Our first resolution should be to pursue intimacy with our Savior. In Luke 10:38-42, Jesus visits the home of Mary and Martha. While Martha is running around, being distracted with all the preparations that were needed, Mary sat at the Lord’s feet, listening to His voice. Mary’s so called “lack of help” caused Martha to become upset. This is how Jesus responded: But the Lord answered her, “Martha, Martha, you are anxious and troubled about many things, but one thing is necessary. Mary has chosen the good portion, which will not be taken away from her.” (Luke 10:41-42)
When we engage Christ, we are giving honor and priority to seeking first the kingdom of God and His righteousness. Secondly, when we engage Christ, we are allowing our Creator to speak into our lives which must come before we serve Him. Third, when we engage Christ, we allow our intimacy with Him to define who we are and through that intimacy, everything else comes into focus.
Our second resolution should be to get connected to the community of believers around us, through local Church fellowship. The first characteristic of the early Church was to fellowship and community building. Acts 2:42 reads, “And they devoted themselves to the apostles’ teaching and the fellowship, to the breaking of bread and the prayers.”
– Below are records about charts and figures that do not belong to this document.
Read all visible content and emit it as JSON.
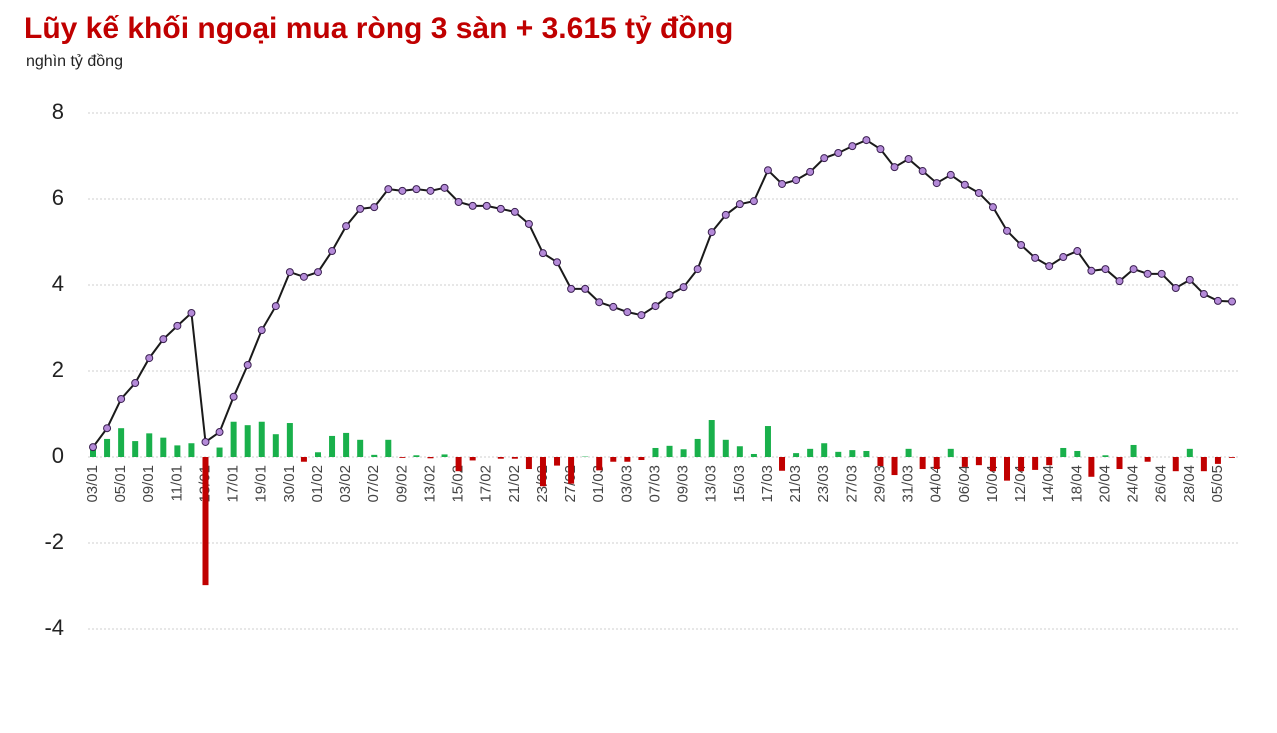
{
  "chart_data": {
    "type": "combo",
    "title": "Lũy kế khối ngoại mua ròng 3 sàn + 3.615 tỷ đồng",
    "subtitle": "nghìn tỷ đồng",
    "categories": [
      "03/01",
      null,
      "05/01",
      null,
      "09/01",
      null,
      "11/01",
      null,
      "13/01",
      null,
      "17/01",
      null,
      "19/01",
      null,
      "30/01",
      null,
      "01/02",
      null,
      "03/02",
      null,
      "07/02",
      null,
      "09/02",
      null,
      "13/02",
      null,
      "15/02",
      null,
      "17/02",
      null,
      "21/02",
      null,
      "23/02",
      null,
      "27/02",
      null,
      "01/03",
      null,
      "03/03",
      null,
      "07/03",
      null,
      "09/03",
      null,
      "13/03",
      null,
      "15/03",
      null,
      "17/03",
      null,
      "21/03",
      null,
      "23/03",
      null,
      "27/03",
      null,
      "29/03",
      null,
      "31/03",
      null,
      "04/04",
      null,
      "06/04",
      null,
      "10/04",
      null,
      "12/04",
      null,
      "14/04",
      null,
      "18/04",
      null,
      "20/04",
      null,
      "24/04",
      null,
      "26/04",
      null,
      "28/04",
      null,
      "05/05",
      null
    ],
    "series": [
      {
        "type": "bar",
        "color": "#19b04b",
        "negative_color": "#c00000",
        "values": [
          0.23,
          0.42,
          0.67,
          0.37,
          0.55,
          0.45,
          0.27,
          0.32,
          -2.98,
          0.22,
          0.82,
          0.74,
          0.82,
          0.53,
          0.79,
          -0.11,
          0.11,
          0.49,
          0.56,
          0.4,
          0.05,
          0.4,
          -0.02,
          0.04,
          -0.03,
          0.06,
          -0.33,
          -0.08,
          0,
          -0.04,
          -0.04,
          -0.28,
          -0.68,
          -0.2,
          -0.62,
          0.01,
          -0.31,
          -0.11,
          -0.11,
          -0.07,
          0.21,
          0.26,
          0.18,
          0.42,
          0.86,
          0.4,
          0.25,
          0.07,
          0.72,
          -0.32,
          0.09,
          0.19,
          0.32,
          0.12,
          0.16,
          0.14,
          -0.21,
          -0.42,
          0.19,
          -0.28,
          -0.28,
          0.19,
          -0.23,
          -0.19,
          -0.33,
          -0.55,
          -0.33,
          -0.3,
          -0.19,
          0.21,
          0.14,
          -0.46,
          0.04,
          -0.28,
          0.28,
          -0.11,
          0,
          -0.33,
          0.19,
          -0.33,
          -0.16,
          -0.02
        ]
      },
      {
        "type": "line",
        "color": "#1a1a1a",
        "marker_color": "#b48ad8",
        "values": [
          0.23,
          0.67,
          1.35,
          1.72,
          2.3,
          2.74,
          3.05,
          3.35,
          0.35,
          0.58,
          1.4,
          2.14,
          2.95,
          3.51,
          4.3,
          4.19,
          4.3,
          4.79,
          5.37,
          5.77,
          5.81,
          6.23,
          6.19,
          6.23,
          6.19,
          6.26,
          5.93,
          5.84,
          5.84,
          5.77,
          5.7,
          5.42,
          4.74,
          4.53,
          3.91,
          3.91,
          3.6,
          3.49,
          3.37,
          3.3,
          3.51,
          3.77,
          3.95,
          4.37,
          5.23,
          5.63,
          5.88,
          5.95,
          6.67,
          6.35,
          6.44,
          6.63,
          6.95,
          7.07,
          7.23,
          7.37,
          7.16,
          6.74,
          6.93,
          6.65,
          6.37,
          6.56,
          6.33,
          6.14,
          5.81,
          5.26,
          4.93,
          4.63,
          4.44,
          4.65,
          4.79,
          4.33,
          4.37,
          4.09,
          4.37,
          4.26,
          4.26,
          3.93,
          4.12,
          3.79,
          3.63,
          3.615
        ]
      }
    ],
    "ylim": [
      -4,
      8
    ],
    "yticks": [
      -4,
      -2,
      0,
      2,
      4,
      6,
      8
    ],
    "grid": true
  }
}
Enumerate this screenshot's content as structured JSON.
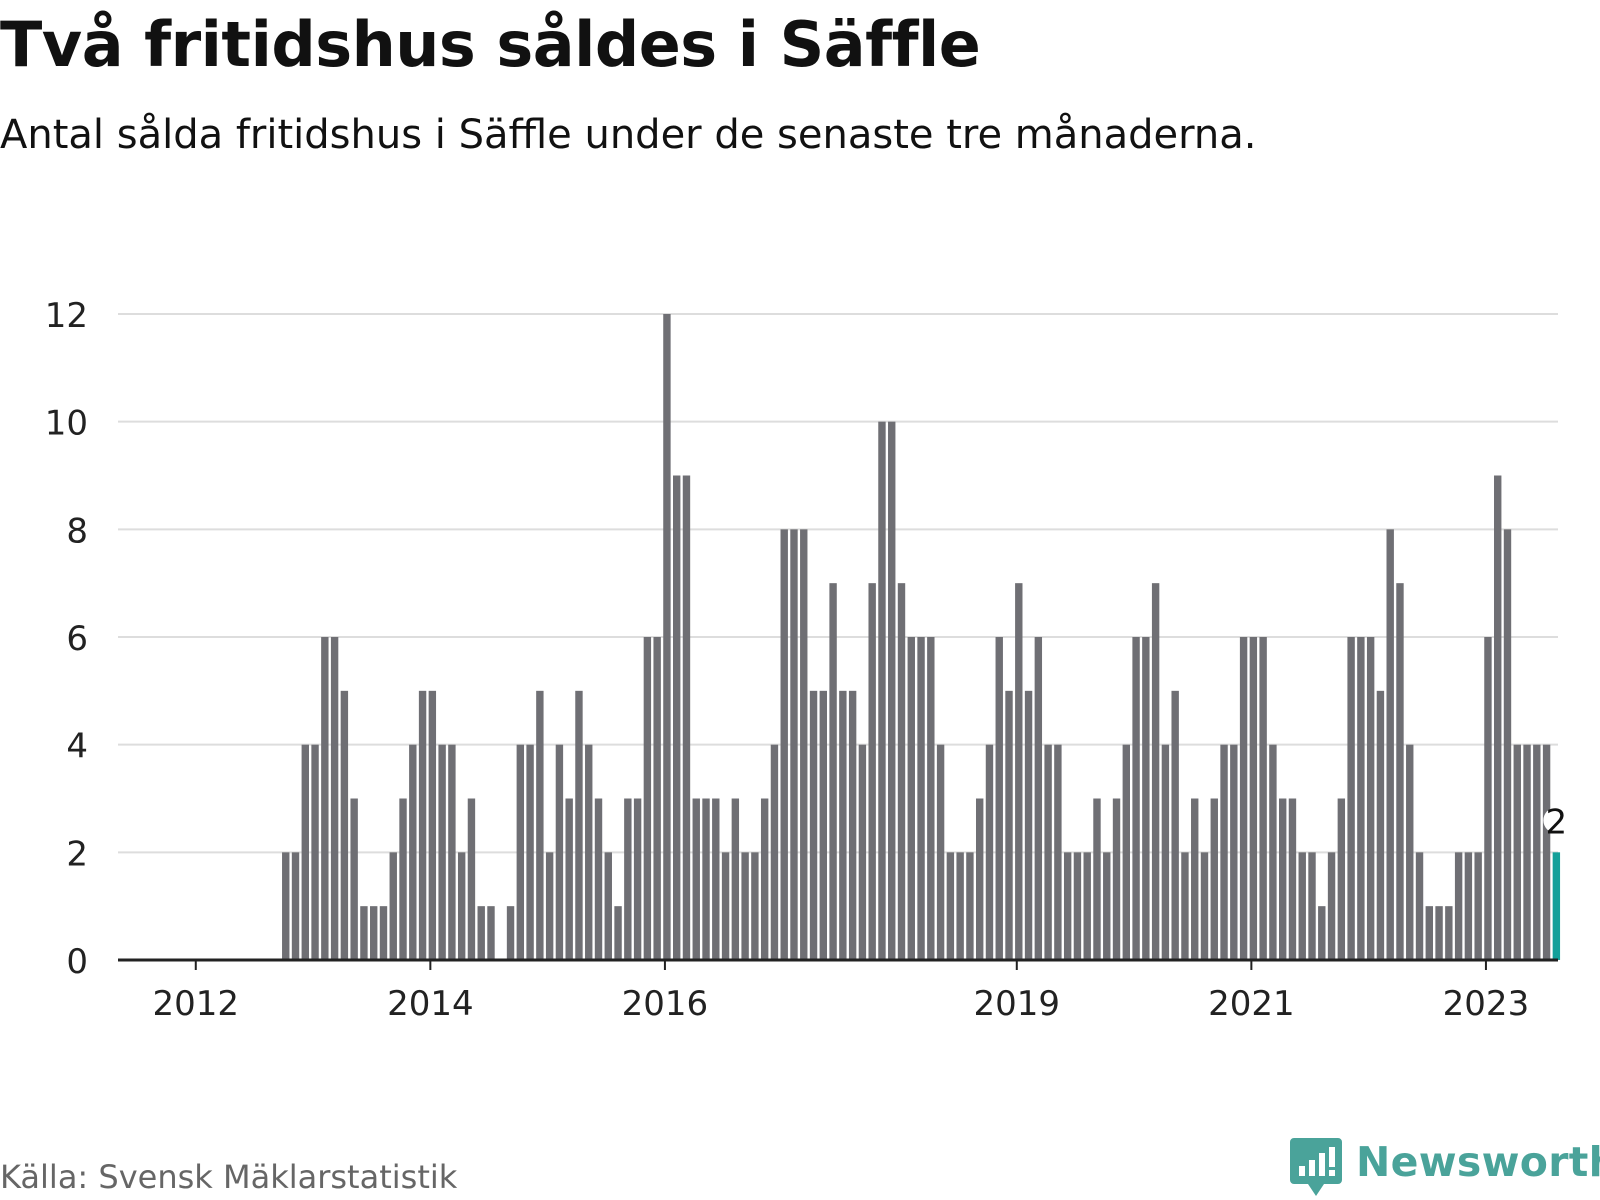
{
  "title": "Två fritidshus såldes i Säffle",
  "subtitle": "Antal sålda fritidshus i Säffle under de senaste tre månaderna.",
  "source": "Källa: Svensk Mäklarstatistik",
  "brand": "Newsworthy",
  "colors": {
    "bar": "#6f6f74",
    "highlight": "#14a09a",
    "grid": "#dddddd",
    "axis": "#222222",
    "brand": "#4aa39a"
  },
  "chart_data": {
    "type": "bar",
    "ylim": [
      0,
      12
    ],
    "yticks": [
      0,
      2,
      4,
      6,
      8,
      10,
      12
    ],
    "xticks": [
      "2012",
      "2014",
      "2016",
      "2019",
      "2021",
      "2023"
    ],
    "highlight_label": "2",
    "values": [
      0,
      0,
      0,
      0,
      0,
      0,
      0,
      0,
      0,
      0,
      2,
      2,
      4,
      4,
      6,
      6,
      5,
      3,
      1,
      1,
      1,
      2,
      3,
      4,
      5,
      5,
      4,
      4,
      2,
      3,
      1,
      1,
      0,
      1,
      4,
      4,
      5,
      2,
      4,
      3,
      5,
      4,
      3,
      2,
      1,
      3,
      3,
      6,
      6,
      12,
      9,
      9,
      3,
      3,
      3,
      2,
      3,
      2,
      2,
      3,
      4,
      8,
      8,
      8,
      5,
      5,
      7,
      5,
      5,
      4,
      7,
      10,
      10,
      7,
      6,
      6,
      6,
      4,
      2,
      2,
      2,
      3,
      4,
      6,
      5,
      7,
      5,
      6,
      4,
      4,
      2,
      2,
      2,
      3,
      2,
      3,
      4,
      6,
      6,
      7,
      4,
      5,
      2,
      3,
      2,
      3,
      4,
      4,
      6,
      6,
      6,
      4,
      3,
      3,
      2,
      2,
      1,
      2,
      3,
      6,
      6,
      6,
      5,
      8,
      7,
      4,
      2,
      1,
      1,
      1,
      2,
      2,
      2,
      6,
      9,
      8,
      4,
      4,
      4,
      4,
      2
    ]
  }
}
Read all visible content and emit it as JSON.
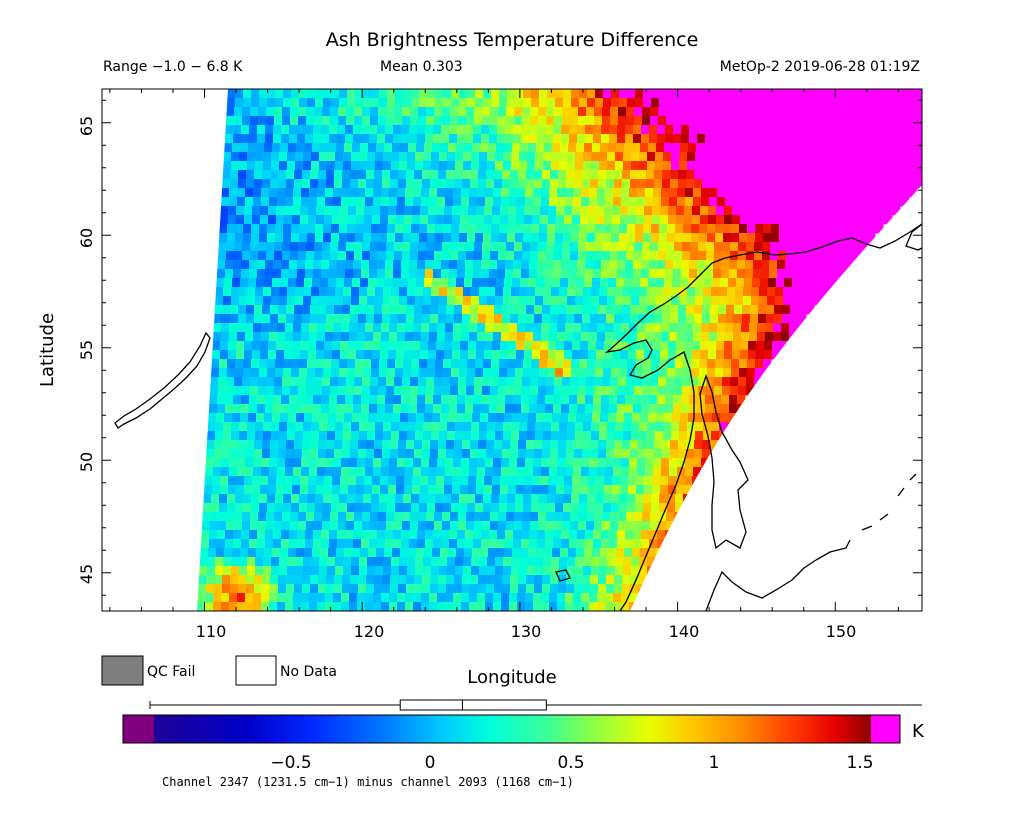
{
  "chart_data": {
    "type": "heatmap",
    "title": "Ash Brightness Temperature Difference",
    "range_text": "Range −1.0 − 6.8 K",
    "mean_text": "Mean 0.303",
    "source_text": "MetOp-2 2019-06-28 01:19Z",
    "xlabel": "Longitude",
    "ylabel": "Latitude",
    "xlim": [
      103.5,
      155.5
    ],
    "ylim": [
      43.3,
      66.5
    ],
    "x_ticks": [
      "110",
      "120",
      "130",
      "140",
      "150"
    ],
    "y_ticks": [
      "45",
      "50",
      "55",
      "60",
      "65"
    ],
    "x_tick_values": [
      110,
      120,
      130,
      140,
      150
    ],
    "y_tick_values": [
      45,
      50,
      55,
      60,
      65
    ],
    "colorbar": {
      "min": -1.0,
      "max": 1.65,
      "ticks": [
        "−0.5",
        "0",
        "0.5",
        "1",
        "1.5"
      ],
      "tick_values": [
        -0.5,
        0,
        0.5,
        1,
        1.5
      ],
      "units": "K",
      "box_stats": {
        "whisker_low": -1.0,
        "q1": -0.09,
        "median": 0.14,
        "q3": 0.45,
        "whisker_high": 1.7
      }
    },
    "legend": [
      {
        "label": "QC Fail",
        "color": "#7f7f7f"
      },
      {
        "label": "No Data",
        "color": "#ffffff"
      }
    ],
    "footnote": "Channel 2347 (1231.5 cm−1) minus channel 2093 (1168 cm−1)",
    "swath_description": "Satellite swath from about 110E at 43N to 137E, eastern edge slanting to about 155E at 62N. Values mostly near 0 to 0.2 K, lower (−0.6) in the northwest, high (1 to 1.6+ K, saturated magenta) in the northeast over the Okhotsk/Kamchatka region.",
    "color_scale": [
      "#7f007f",
      "#1e0096",
      "#0000c8",
      "#0028ff",
      "#0078ff",
      "#00c8ff",
      "#00ffd8",
      "#3cff96",
      "#96ff3c",
      "#e6ff00",
      "#ffc800",
      "#ff8c00",
      "#ff3c00",
      "#e60000",
      "#8c0000",
      "#ff00ff"
    ]
  }
}
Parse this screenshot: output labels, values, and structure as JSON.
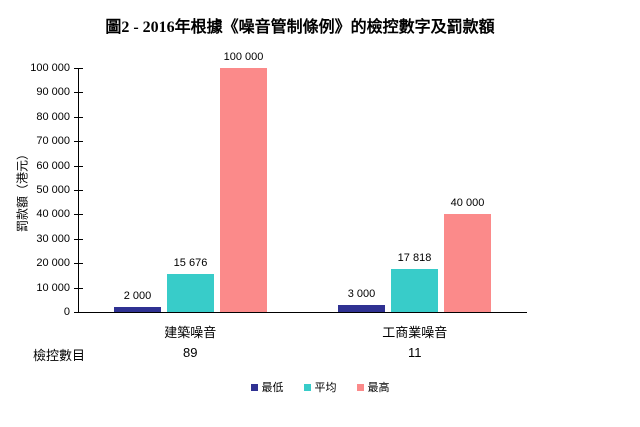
{
  "title": "圖2 - 2016年根據《噪音管制條例》的檢控數字及罰款額",
  "chart_data": {
    "type": "bar",
    "title": "圖2 - 2016年根據《噪音管制條例》的檢控數字及罰款額",
    "ylabel": "罰款額（港元）",
    "xlabel": "",
    "ylim": [
      0,
      100000
    ],
    "ytick_step": 10000,
    "yticks": [
      "0",
      "10 000",
      "20 000",
      "30 000",
      "40 000",
      "50 000",
      "60 000",
      "70 000",
      "80 000",
      "90 000",
      "100 000"
    ],
    "grid": false,
    "legend_position": "bottom",
    "categories": [
      "建築噪音",
      "工商業噪音"
    ],
    "series": [
      {
        "name": "最低",
        "color": "#2F3192",
        "values": [
          2000,
          3000
        ],
        "value_labels": [
          "2 000",
          "3 000"
        ]
      },
      {
        "name": "平均",
        "color": "#38CCC9",
        "values": [
          15676,
          17818
        ],
        "value_labels": [
          "15 676",
          "17 818"
        ]
      },
      {
        "name": "最高",
        "color": "#FB8A8A",
        "values": [
          100000,
          40000
        ],
        "value_labels": [
          "100 000",
          "40 000"
        ]
      }
    ],
    "counts_row": {
      "label": "檢控數目",
      "values": [
        "89",
        "11"
      ]
    }
  }
}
Engaging community allows discipleship to become a lifestyle. I believe the key term in Acts 2:42 would be “devoted.” The believers, those who had been following Christ and the new converts, did not see fellowship as an event or a routine but rather it defined everything else they did.
Engaging community is the result of lifting up the Gospel message. The first characteristic of the Church was a devotion to the teachings the Apostles gave. Their message was Christ Jesus and what He had done for them. Lifting up the Gospel message inspired the people to give up their lives for the Risen Son of God.
Engaging community allows generosity to flow. As we read later in Acts chapter 4, Luke informs us that there was no need within the body of Christ. Thus, through developing a lifestyle of fellowship with other believers resulted in sharing with others. Fellowship allows us to live out the Gospel command to love others.
“And the Word became flesh and dwelt among us, and we have seen His glory, glory as of the only Son from the Father, full of grace and truth.” – John 1:14
Engaging culture reveals that God is with us. God has not turned His back on creation and when we allow Christ in us to transform our lives, our hearts break for what breaks His heart. While Jesus loves His own, His heart longs for the lost. Jesus became involved with those around Him and so should we.
Engaging culture reveals that God is love. True love is reflected in our response to others. God, the Creator of the universe, allowed His character and attitude to be dominated by humility and served others. Engaging culture facilitates service that we might reflect Christ.
Engaging culture reveals that God is receptive. Perhaps the greatest known verse in the Bible is John 3:16, “For God loved the world so much that He gave His one and only Son, so that everyone who believes in Him will not perish but have eternal life.”
In John 3:16 we discover that the heart of God is loving, the heart of God is sending and the heart of God is receiving. When we engage culture, we reflect that truth to others. First, that God is a God of love, not one who is judging or condemning the world. God, in his love, sends his Son Jesus Christ. Through sending Jesus, God reconciles the world to himself. When we engage culture, we become ambassadors for Christ and we share the message of reconciliation.